With the Zimbabwe’s insurance sector being as competitive as it is — 23 firms chasing few clients (official figures show that the country’s insurance penetration currently stands at just 2,7 percent) — the impact can have systemic consequences.

This comes as the level of mistrust of insurance in the country is sky high, largely due to macroeconomic factors that are not the fault of the individual insurance players themselves.

Monetary reforms this year, setting up the interbank market and then ending the multi-currency system have put a great deal of pressure on insurers who did their sums in December last year and are now expected to pay out in December this year.

And because one insurer undercuts its premiums, others try to remain competitive by reducing their prices as well, and the long-term consequences are, therefore, felt sector-wide and economy-wide.
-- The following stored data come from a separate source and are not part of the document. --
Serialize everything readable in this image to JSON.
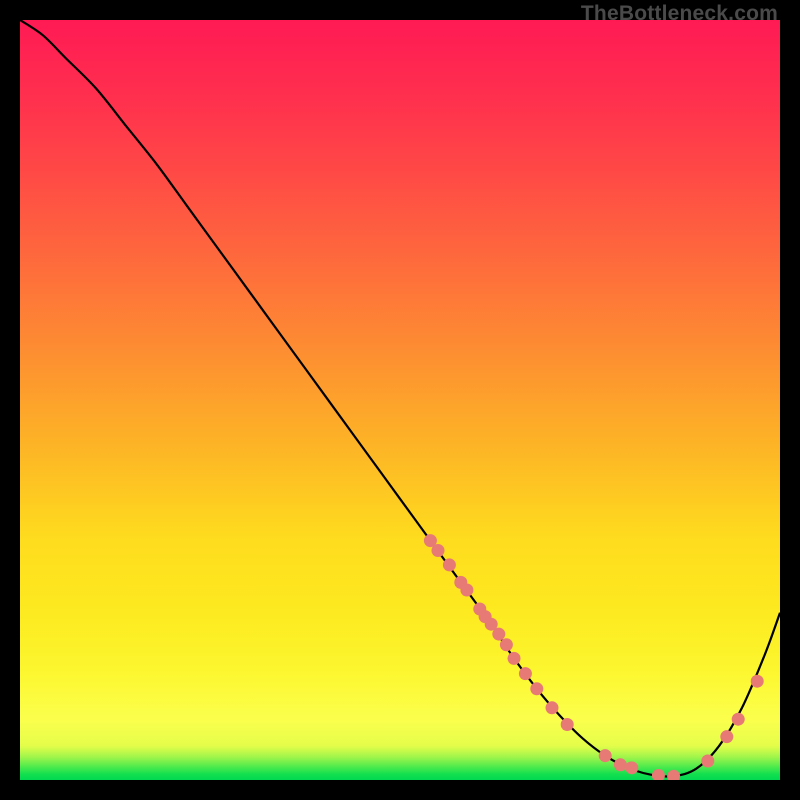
{
  "watermark": "TheBottleneck.com",
  "chart_data": {
    "type": "line",
    "title": "",
    "xlabel": "",
    "ylabel": "",
    "xlim": [
      0,
      100
    ],
    "ylim": [
      0,
      100
    ],
    "curve": {
      "name": "bottleneck-curve",
      "x": [
        0,
        3,
        6,
        10,
        14,
        18,
        22,
        26,
        30,
        34,
        38,
        42,
        46,
        50,
        54,
        58,
        62,
        65,
        68,
        71,
        74,
        77,
        80,
        83,
        86,
        89,
        92,
        95,
        98,
        100
      ],
      "y": [
        100,
        98,
        95,
        91,
        86,
        81,
        75.5,
        70,
        64.5,
        59,
        53.5,
        48,
        42.5,
        37,
        31.5,
        26,
        20.5,
        16,
        12,
        8.5,
        5.5,
        3.2,
        1.6,
        0.7,
        0.5,
        1.5,
        4.5,
        9.5,
        16.5,
        22
      ]
    },
    "points": {
      "name": "highlight-dots",
      "x": [
        54.0,
        55.0,
        56.5,
        58.0,
        58.8,
        60.5,
        61.2,
        62.0,
        63.0,
        64.0,
        65.0,
        66.5,
        68.0,
        70.0,
        72.0,
        77.0,
        79.0,
        80.5,
        84.0,
        86.0,
        90.5,
        93.0,
        94.5,
        97.0
      ],
      "y": [
        31.5,
        30.2,
        28.3,
        26.0,
        25.0,
        22.5,
        21.5,
        20.5,
        19.2,
        17.8,
        16.0,
        14.0,
        12.0,
        9.5,
        7.3,
        3.2,
        2.0,
        1.6,
        0.6,
        0.5,
        2.5,
        5.7,
        8.0,
        13.0
      ]
    },
    "gradient_stops": [
      {
        "pos": 0.0,
        "color": "#ff1a54"
      },
      {
        "pos": 0.32,
        "color": "#fe6b3c"
      },
      {
        "pos": 0.68,
        "color": "#fedb1e"
      },
      {
        "pos": 0.92,
        "color": "#fbff4c"
      },
      {
        "pos": 1.0,
        "color": "#00d850"
      }
    ]
  }
}
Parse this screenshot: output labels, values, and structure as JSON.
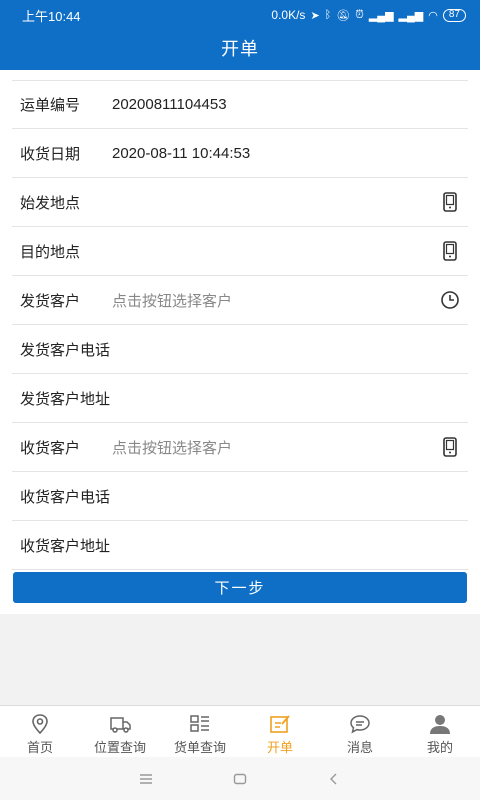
{
  "status_bar": {
    "time": "上午10:44",
    "network_speed": "0.0K/s",
    "battery": "87"
  },
  "header": {
    "title": "开单"
  },
  "form": {
    "rows": [
      {
        "label": "运单编号",
        "value": "20200811104453"
      },
      {
        "label": "收货日期",
        "value": "2020-08-11 10:44:53"
      },
      {
        "label": "始发地点",
        "value": "",
        "icon": "phone-book-icon"
      },
      {
        "label": "目的地点",
        "value": "",
        "icon": "phone-book-icon"
      },
      {
        "label": "发货客户",
        "placeholder": "点击按钮选择客户",
        "icon": "clock-icon"
      },
      {
        "label": "发货客户电话",
        "value": ""
      },
      {
        "label": "发货客户地址",
        "value": ""
      },
      {
        "label": "收货客户",
        "placeholder": "点击按钮选择客户",
        "icon": "phone-book-icon"
      },
      {
        "label": "收货客户电话",
        "value": ""
      },
      {
        "label": "收货客户地址",
        "value": ""
      }
    ]
  },
  "next_button": {
    "label": "下一步"
  },
  "tabbar": {
    "active_color": "#f0a020",
    "tabs": [
      {
        "label": "首页",
        "icon": "location-pin-icon"
      },
      {
        "label": "位置查询",
        "icon": "truck-icon"
      },
      {
        "label": "货单查询",
        "icon": "list-grid-icon"
      },
      {
        "label": "开单",
        "icon": "edit-note-icon",
        "active": true
      },
      {
        "label": "消息",
        "icon": "chat-bubble-icon"
      },
      {
        "label": "我的",
        "icon": "user-icon"
      }
    ]
  },
  "theme": {
    "primary": "#0f6fc6"
  }
}
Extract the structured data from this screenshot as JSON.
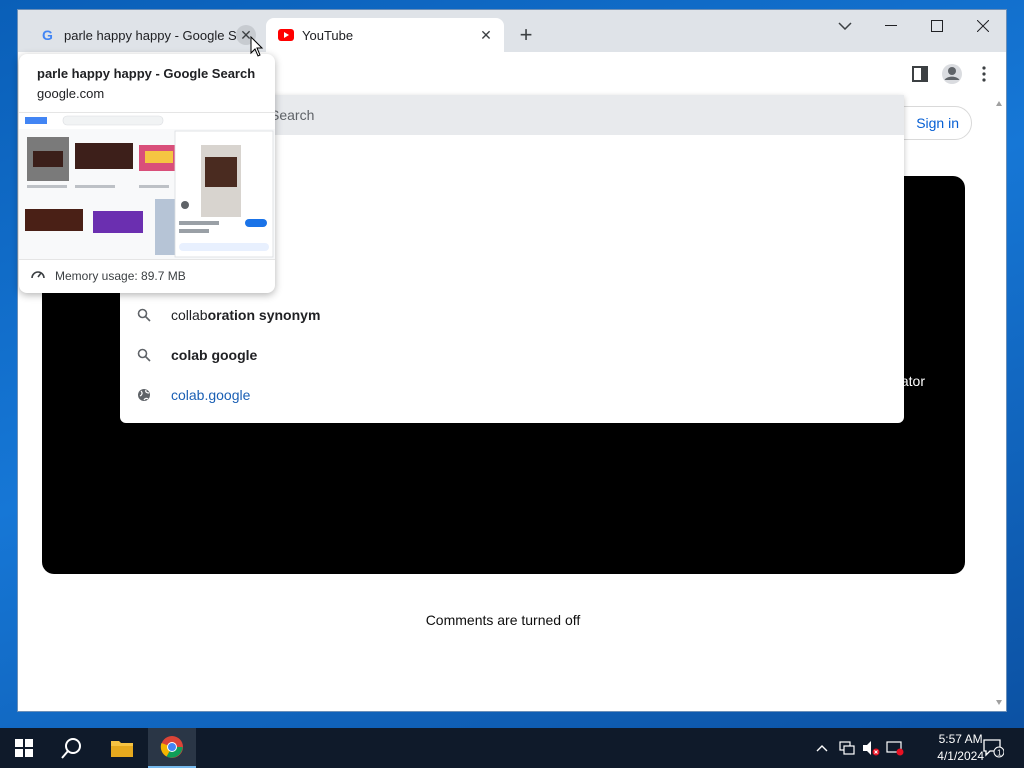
{
  "tabs": [
    {
      "title": "parle happy happy - Google Search",
      "favicon": "google-icon",
      "active": false
    },
    {
      "title": "YouTube",
      "favicon": "youtube-icon",
      "active": true
    }
  ],
  "hovercard": {
    "title": "parle happy happy - Google Search",
    "domain": "google.com",
    "memory": "Memory usage: 89.7 MB"
  },
  "omnibox": {
    "placeholder": "Search",
    "suggestions": [
      {
        "type": "search",
        "prefix": "collab",
        "rest": "oration synonym"
      },
      {
        "type": "search",
        "prefix": "",
        "rest": "colab google"
      },
      {
        "type": "url",
        "prefix": "colab.google",
        "rest": ""
      }
    ]
  },
  "page": {
    "signin": "Sign in",
    "video_overlay_fragment": "ator",
    "comments": "Comments are turned off"
  },
  "taskbar": {
    "time": "5:57 AM",
    "date": "4/1/2024",
    "notification_count": "1"
  },
  "colors": {
    "accent": "#065fd4",
    "youtube_red": "#ff0000"
  }
}
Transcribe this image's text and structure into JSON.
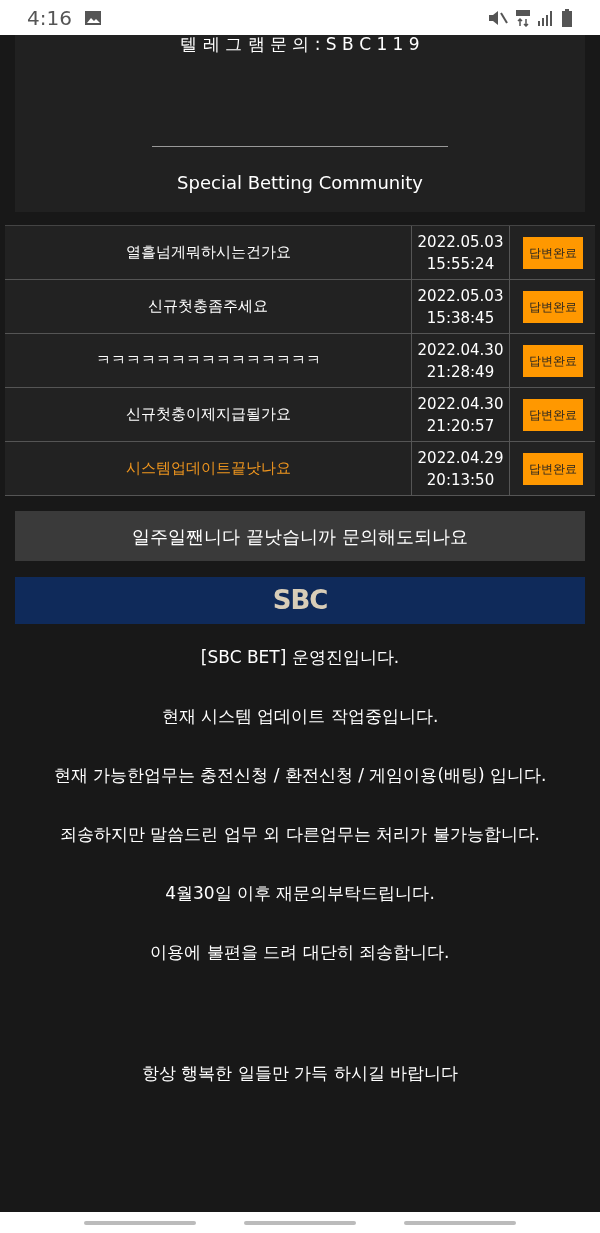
{
  "status_bar": {
    "time": "4:16"
  },
  "header": {
    "telegram": "텔 레 그 램 문 의 : S B C 1 1 9",
    "tagline": "Special Betting Community"
  },
  "inquiries": [
    {
      "title": "열흘넘게뭐하시는건가요",
      "date": "2022.05.03",
      "time": "15:55:24",
      "status": "답변완료",
      "selected": false
    },
    {
      "title": "신규첫충좀주세요",
      "date": "2022.05.03",
      "time": "15:38:45",
      "status": "답변완료",
      "selected": false
    },
    {
      "title": "ㅋㅋㅋㅋㅋㅋㅋㅋㅋㅋㅋㅋㅋㅋㅋ",
      "date": "2022.04.30",
      "time": "21:28:49",
      "status": "답변완료",
      "selected": false
    },
    {
      "title": "신규첫충이제지급될가요",
      "date": "2022.04.30",
      "time": "21:20:57",
      "status": "답변완료",
      "selected": false
    },
    {
      "title": "시스템업데이트끝낫나요",
      "date": "2022.04.29",
      "time": "20:13:50",
      "status": "답변완료",
      "selected": true
    }
  ],
  "question": "일주일짼니다 끝낫습니까 문의해도되나요",
  "banner": {
    "logo": "SBC"
  },
  "answer": [
    "[SBC BET] 운영진입니다.",
    "현재 시스템 업데이트 작업중입니다.",
    "현재 가능한업무는 충전신청 / 환전신청 / 게임이용(배팅) 입니다.",
    "죄송하지만 말씀드린 업무 외 다른업무는 처리가 불가능합니다.",
    "4월30일 이후 재문의부탁드립니다.",
    "이용에 불편을 드려 대단히 죄송합니다.",
    "항상 행복한 일들만 가득 하시길 바랍니다"
  ]
}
In view of the huge negative impact of such unethical behaviour, it is critical that not only the insurance firms do what is right, but the regulator — the Insurance and Pensions Commission) — plays its role to ensure that the industry adheres to the regulations on premiums because undercutting results in both the loss of the premium and the expected outcomes.

There is need for constant policy reviews by the regulator to ensure beneficiaries do not continue to lose insurance value.
There are sad cases of people who are now withdrawing from insurance services because of mistrust and confidence issues, a serious issue that needs to be addressed.